Tebow spent five years as a minor leaguer trying to make it to the majors with the New York Mets
More than a decade after he was drafted by the Denver Broncos in the first round with the 25th pick of the 2010 NFL Draft, Tim Tebow has announced his retirement from pro … baseball.
Tebow, who quit the NFL after spending the 2015 preseason with the Philadelphia Eagles but failing to make the team, officially gave up his dream of being a pro ballplayer after spending five injury-plagued years as a minor leaguer trying to make it to the majors with the New York Mets.
“I want to thank the Mets, Mr.
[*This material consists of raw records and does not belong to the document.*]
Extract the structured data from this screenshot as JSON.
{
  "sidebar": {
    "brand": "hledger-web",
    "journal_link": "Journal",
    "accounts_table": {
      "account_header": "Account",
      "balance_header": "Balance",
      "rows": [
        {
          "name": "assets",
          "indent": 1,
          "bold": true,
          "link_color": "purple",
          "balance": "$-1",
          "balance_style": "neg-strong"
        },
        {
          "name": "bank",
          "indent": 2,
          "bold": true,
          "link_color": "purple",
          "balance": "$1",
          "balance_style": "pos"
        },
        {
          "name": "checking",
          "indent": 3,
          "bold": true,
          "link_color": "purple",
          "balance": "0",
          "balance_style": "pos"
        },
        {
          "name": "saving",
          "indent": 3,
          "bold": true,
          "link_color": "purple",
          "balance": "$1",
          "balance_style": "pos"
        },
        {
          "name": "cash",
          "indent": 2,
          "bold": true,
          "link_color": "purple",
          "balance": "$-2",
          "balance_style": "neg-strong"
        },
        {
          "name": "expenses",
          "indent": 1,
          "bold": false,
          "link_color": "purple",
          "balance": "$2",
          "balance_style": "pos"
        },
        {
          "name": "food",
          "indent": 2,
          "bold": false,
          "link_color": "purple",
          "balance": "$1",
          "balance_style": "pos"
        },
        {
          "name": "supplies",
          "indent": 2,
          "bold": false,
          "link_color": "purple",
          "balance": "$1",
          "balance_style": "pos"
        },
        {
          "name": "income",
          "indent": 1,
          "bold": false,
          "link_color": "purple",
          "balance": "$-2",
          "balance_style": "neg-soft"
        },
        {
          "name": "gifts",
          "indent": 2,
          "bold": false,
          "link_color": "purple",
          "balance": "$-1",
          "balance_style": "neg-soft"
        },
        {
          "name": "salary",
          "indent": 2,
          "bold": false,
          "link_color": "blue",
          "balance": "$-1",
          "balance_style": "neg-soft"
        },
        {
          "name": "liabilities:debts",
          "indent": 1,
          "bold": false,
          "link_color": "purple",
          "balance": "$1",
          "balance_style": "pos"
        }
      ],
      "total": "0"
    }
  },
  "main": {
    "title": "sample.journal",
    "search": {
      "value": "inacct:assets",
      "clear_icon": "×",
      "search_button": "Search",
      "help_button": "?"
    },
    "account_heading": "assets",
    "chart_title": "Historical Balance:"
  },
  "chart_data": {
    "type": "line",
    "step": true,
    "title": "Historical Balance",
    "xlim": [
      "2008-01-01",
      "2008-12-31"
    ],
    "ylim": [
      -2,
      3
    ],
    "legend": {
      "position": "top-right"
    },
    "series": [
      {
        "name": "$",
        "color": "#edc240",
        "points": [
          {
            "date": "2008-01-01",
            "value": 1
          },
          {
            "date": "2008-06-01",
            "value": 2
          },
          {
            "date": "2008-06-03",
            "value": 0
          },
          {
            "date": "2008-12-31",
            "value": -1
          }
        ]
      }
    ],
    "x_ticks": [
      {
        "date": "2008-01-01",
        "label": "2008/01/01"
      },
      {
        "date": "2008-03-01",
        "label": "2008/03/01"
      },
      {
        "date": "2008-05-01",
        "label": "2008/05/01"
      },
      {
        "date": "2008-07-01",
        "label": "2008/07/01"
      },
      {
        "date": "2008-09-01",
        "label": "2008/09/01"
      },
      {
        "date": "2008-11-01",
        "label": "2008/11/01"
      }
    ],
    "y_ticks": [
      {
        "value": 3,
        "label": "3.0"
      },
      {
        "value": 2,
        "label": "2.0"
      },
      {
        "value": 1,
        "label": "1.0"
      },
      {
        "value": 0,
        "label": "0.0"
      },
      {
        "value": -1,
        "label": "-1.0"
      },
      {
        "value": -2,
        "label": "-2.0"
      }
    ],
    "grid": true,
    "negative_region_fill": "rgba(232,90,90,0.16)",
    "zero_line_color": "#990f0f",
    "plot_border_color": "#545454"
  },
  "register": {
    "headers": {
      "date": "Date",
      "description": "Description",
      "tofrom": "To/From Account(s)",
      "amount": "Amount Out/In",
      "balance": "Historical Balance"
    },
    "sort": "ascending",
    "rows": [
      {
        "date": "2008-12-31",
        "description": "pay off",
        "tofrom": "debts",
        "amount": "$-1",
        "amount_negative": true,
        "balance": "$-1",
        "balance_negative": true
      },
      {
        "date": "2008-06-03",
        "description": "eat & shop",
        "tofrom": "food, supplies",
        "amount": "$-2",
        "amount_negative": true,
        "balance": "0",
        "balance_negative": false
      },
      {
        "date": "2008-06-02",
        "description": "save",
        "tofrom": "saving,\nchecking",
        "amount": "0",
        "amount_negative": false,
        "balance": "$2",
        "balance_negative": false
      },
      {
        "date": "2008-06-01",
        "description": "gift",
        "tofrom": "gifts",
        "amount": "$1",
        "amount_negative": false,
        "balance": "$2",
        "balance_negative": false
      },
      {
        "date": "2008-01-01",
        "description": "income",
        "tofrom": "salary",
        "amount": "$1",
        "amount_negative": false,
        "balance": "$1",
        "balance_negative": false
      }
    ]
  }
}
Alderson, the fans and all my teammates for the chance to be a part of such a great organization,” Tebow said in a statement released by the Mets. “I loved every minute of the journey, but at this time I feel called in other directions. I never want to be partially in on anything. I always want to be 100 percent in on whatever I choose. Thank you again for everyone’s support of this awesome journey in baseball, I’ll always cherish my time as a Met.”
Though his career started with a bang, Tebow batted .223/.299/.338 with 107 runs scored, 48 doubles, three triples, 18 home runs, 107 RBI and five stolen bases in 287 games in the minors as an outfielder.
A national star after winning the national championship twice while he was the quarterback for the University of Florida, the 2007 Heisman Trophy winner began working at ESPN in 2013 as a college football analyst and worked in broadcasting throughout his time pursuing a chance to play major league baseball.
It seems likely Tebow will continue on in that role going forward and that he may eventually get more airtime on The Worldwide Leader due to his high-profile status. He has also been involved in some other TV projects and could also probably make a pretty penny simply by doing speaking engagements related to his Christian faith.
Tebow and his wife, South African model Demi-Leigh Nel-Peters, also have not had children yet but do plan on starting a family.
Although Tebow wasn’t able to fulfill his goal of becoming an MLB ballplayer, he was able to pursue his dream job for five years while also collecting a check to analyze college football for ESPN. Now that the dream is over, he’ll land on his feet the same way he did after his dream of being an NFL quarterback came to an end.
Someone will want to harness the “Tebow Effect” to their advantage going forward — it just won’t involve putting him on the football field or baseball diamond.